Senator Graham, on the other hand, appears to be happy to have made his point. In an email to Kafe Knesset his office stated that “Sen. Graham is no fan of the MOU. He was quite outspoken against it. He has long made it clear that Congress was not bound by the MOU.”
Bringing Jerusalem to Cannes: Controversial Culture Minister Miri Regev wore her politics on her sleeve – well, actually, her skirt – at the Cannes Film Festival last night. Regev wore a “Jerusalem of Gold” dress, with a gold bodice and the Jerusalem skyline on the skirt. The dress was created by Israeli designer Aviad Arik Herman. Regev said that the dress is meant to honor of “the 50th anniversary of Jerusalem’s reunification…through art and fashion, and I’m happy the result of this talented Israeli designer is exciting and respects the occasion, for the glory of Jerusalem, our eternal capital.” Regev was at the festival to encourage the distribution of Israeli films internationally and to attract foreign productions film in Israel.
Hatikva or not? The political topic of the day is whether or not Hatikva will be sung at the commencement ceremony in the Humanities Department at Hebrew University. Following a report that the national anthem will not be sung in order not to offend Arab students, even Netanyahu weighed in. The Prime Minister said the decision was “shameful,” and that “it is the height of submissiveness and the opposite of national pride.

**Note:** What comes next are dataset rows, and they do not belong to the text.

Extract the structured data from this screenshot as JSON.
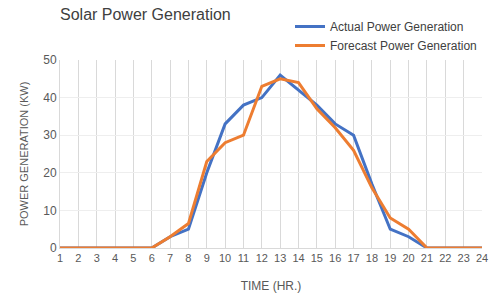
{
  "chart_data": {
    "type": "line",
    "title": "Solar Power Generation",
    "x_label": "TIME (HR.)",
    "y_label": "POWER GENERATION (KW)",
    "categories": [
      "1",
      "2",
      "3",
      "4",
      "5",
      "6",
      "7",
      "8",
      "9",
      "10",
      "11",
      "12",
      "13",
      "14",
      "15",
      "16",
      "17",
      "18",
      "19",
      "20",
      "21",
      "22",
      "23",
      "24"
    ],
    "series": [
      {
        "name": "Actual Power Generation",
        "color": "#4472c4",
        "values": [
          0,
          0,
          0,
          0,
          0,
          0,
          3,
          5,
          20,
          33,
          38,
          40,
          46,
          42,
          38,
          33,
          30,
          17,
          5,
          3,
          0,
          0,
          0,
          0
        ]
      },
      {
        "name": "Forecast Power Generation",
        "color": "#ed7d31",
        "values": [
          0,
          0,
          0,
          0,
          0,
          0,
          3,
          6.5,
          23,
          28,
          30,
          43,
          45,
          44,
          37,
          32,
          26,
          16,
          8,
          5,
          0,
          0,
          0,
          0
        ]
      }
    ],
    "ylim": [
      0,
      50
    ],
    "yticks": [
      0,
      10,
      20,
      30,
      40,
      50
    ],
    "grid": true,
    "legend": "upper right"
  }
}
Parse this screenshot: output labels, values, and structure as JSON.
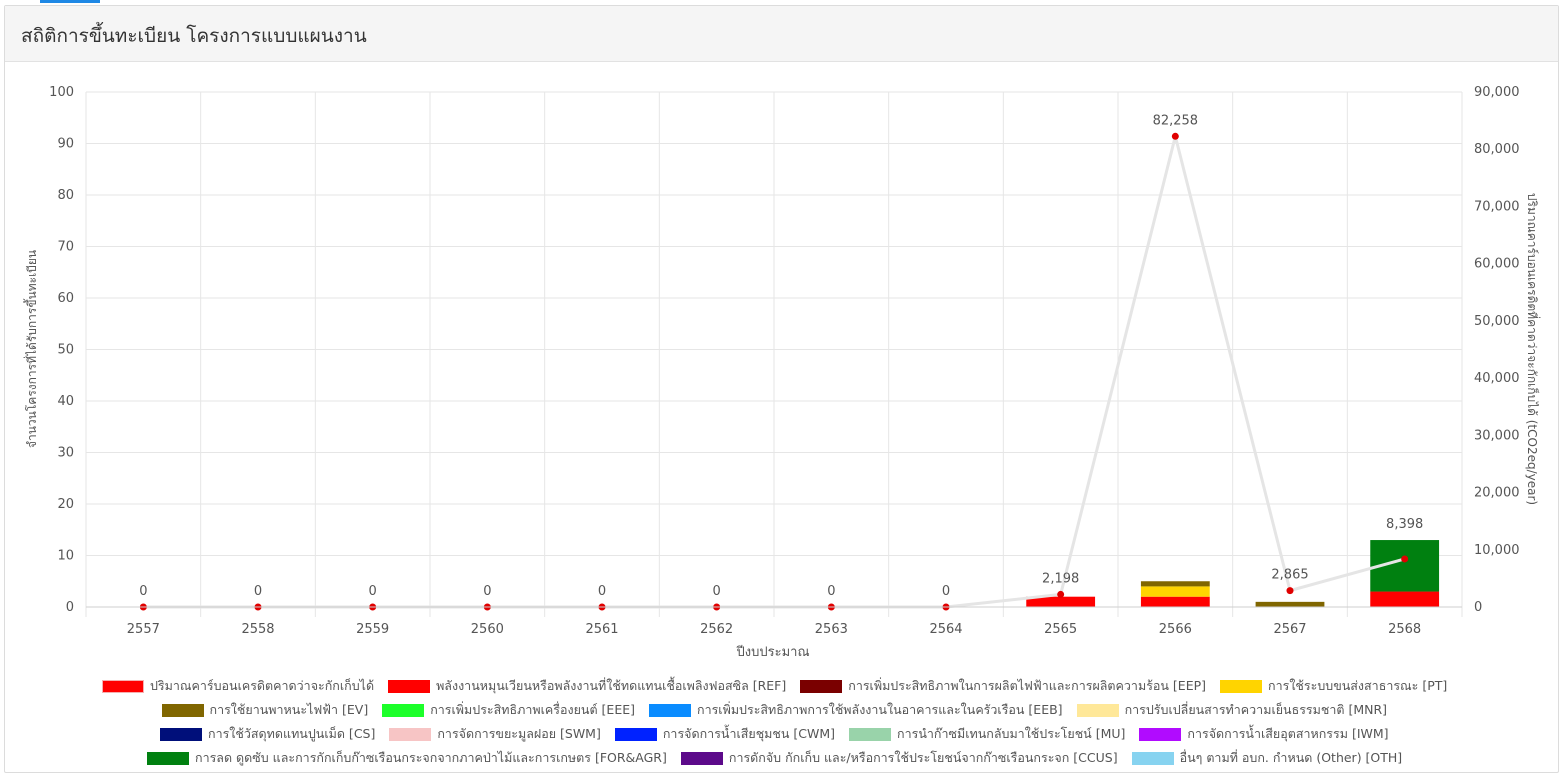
{
  "page": {
    "title": "สถิติการขึ้นทะเบียน โครงการแบบแผนงาน"
  },
  "chart_data": {
    "type": "bar",
    "categories": [
      "2557",
      "2558",
      "2559",
      "2560",
      "2561",
      "2562",
      "2563",
      "2564",
      "2565",
      "2566",
      "2567",
      "2568"
    ],
    "xlabel": "ปีงบประมาณ",
    "ylabel": "จำนวนโครงการที่ได้รับการขึ้นทะเบียน",
    "y2label": "ปริมาณคาร์บอนเครดิตที่คาดว่าจะกักเก็บได้ (tCO2eq/year)",
    "ylim": [
      0,
      100
    ],
    "y2lim": [
      0,
      90000
    ],
    "yticks": [
      "0",
      "10",
      "20",
      "30",
      "40",
      "50",
      "60",
      "70",
      "80",
      "90",
      "100"
    ],
    "y2ticks": [
      "0",
      "10,000",
      "20,000",
      "30,000",
      "40,000",
      "50,000",
      "60,000",
      "70,000",
      "80,000",
      "90,000"
    ],
    "grid": true,
    "legend_position": "bottom",
    "line": {
      "name": "ปริมาณคาร์บอนเครดิตคาดว่าจะกักเก็บได้",
      "axis": "right",
      "color": "#e5e5e5",
      "marker_color": "#e00000",
      "values": [
        0,
        0,
        0,
        0,
        0,
        0,
        0,
        0,
        2198,
        82258,
        2865,
        8398
      ],
      "labels": [
        "0",
        "0",
        "0",
        "0",
        "0",
        "0",
        "0",
        "0",
        "2,198",
        "82,258",
        "2,865",
        "8,398"
      ]
    },
    "series": [
      {
        "name": "พลังงานหมุนเวียนหรือพลังงานที่ใช้ทดแทนเชื้อเพลิงฟอสซิล [REF]",
        "color": "#ff0000",
        "values": [
          0,
          0,
          0,
          0,
          0,
          0,
          0,
          0,
          2,
          2,
          0,
          3
        ]
      },
      {
        "name": "การเพิ่มประสิทธิภาพในการผลิตไฟฟ้าและการผลิตความร้อน [EEP]",
        "color": "#7a0000",
        "values": [
          0,
          0,
          0,
          0,
          0,
          0,
          0,
          0,
          0,
          0,
          0,
          0
        ]
      },
      {
        "name": "การใช้ระบบขนส่งสาธารณะ [PT]",
        "color": "#ffd400",
        "values": [
          0,
          0,
          0,
          0,
          0,
          0,
          0,
          0,
          0,
          2,
          0,
          0
        ]
      },
      {
        "name": "การใช้ยานพาหนะไฟฟ้า [EV]",
        "color": "#806600",
        "values": [
          0,
          0,
          0,
          0,
          0,
          0,
          0,
          0,
          0,
          1,
          1,
          0
        ]
      },
      {
        "name": "การเพิ่มประสิทธิภาพเครื่องยนต์ [EEE]",
        "color": "#1cff2a",
        "values": [
          0,
          0,
          0,
          0,
          0,
          0,
          0,
          0,
          0,
          0,
          0,
          0
        ]
      },
      {
        "name": "การเพิ่มประสิทธิภาพการใช้พลังงานในอาคารและในครัวเรือน [EEB]",
        "color": "#0a8cff",
        "values": [
          0,
          0,
          0,
          0,
          0,
          0,
          0,
          0,
          0,
          0,
          0,
          0
        ]
      },
      {
        "name": "การปรับเปลี่ยนสารทำความเย็นธรรมชาติ [MNR]",
        "color": "#ffe899",
        "values": [
          0,
          0,
          0,
          0,
          0,
          0,
          0,
          0,
          0,
          0,
          0,
          0
        ]
      },
      {
        "name": "การใช้วัสดุทดแทนปูนเม็ด [CS]",
        "color": "#000f7a",
        "values": [
          0,
          0,
          0,
          0,
          0,
          0,
          0,
          0,
          0,
          0,
          0,
          0
        ]
      },
      {
        "name": "การจัดการขยะมูลฝอย [SWM]",
        "color": "#f7c5c5",
        "values": [
          0,
          0,
          0,
          0,
          0,
          0,
          0,
          0,
          0,
          0,
          0,
          0
        ]
      },
      {
        "name": "การจัดการน้ำเสียชุมชน [CWM]",
        "color": "#0022ff",
        "values": [
          0,
          0,
          0,
          0,
          0,
          0,
          0,
          0,
          0,
          0,
          0,
          0
        ]
      },
      {
        "name": "การนำก๊าซมีเทนกลับมาใช้ประโยชน์ [MU]",
        "color": "#99d3aa",
        "values": [
          0,
          0,
          0,
          0,
          0,
          0,
          0,
          0,
          0,
          0,
          0,
          0
        ]
      },
      {
        "name": "การจัดการน้ำเสียอุตสาหกรรม [IWM]",
        "color": "#b10bff",
        "values": [
          0,
          0,
          0,
          0,
          0,
          0,
          0,
          0,
          0,
          0,
          0,
          0
        ]
      },
      {
        "name": "การลด ดูดซับ และการกักเก็บก๊าซเรือนกระจกจากภาคป่าไม้และการเกษตร [FOR&AGR]",
        "color": "#008010",
        "values": [
          0,
          0,
          0,
          0,
          0,
          0,
          0,
          0,
          0,
          0,
          0,
          10
        ]
      },
      {
        "name": "การดักจับ กักเก็บ และ/หรือการใช้ประโยชน์จากก๊าซเรือนกระจก [CCUS]",
        "color": "#5c0a8a",
        "values": [
          0,
          0,
          0,
          0,
          0,
          0,
          0,
          0,
          0,
          0,
          0,
          0
        ]
      },
      {
        "name": "อื่นๆ ตามที่ อบก. กำหนด (Other) [OTH]",
        "color": "#87d3f0",
        "values": [
          0,
          0,
          0,
          0,
          0,
          0,
          0,
          0,
          0,
          0,
          0,
          0
        ]
      }
    ]
  }
}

We are proud of our country, our flag, our anthem, and that only strengthens my opinion that we need to pass the Jewish Nation-State bill that we are leading, in order to anchor in the law the national symbols that are so dear to us.” Meretz chairwoman Zehava Gal-On, however, called the scandal “fake news,” saying that Hatikva is never sung at the ceremony, so it was not canceled this year and has nothing to do with Arab students.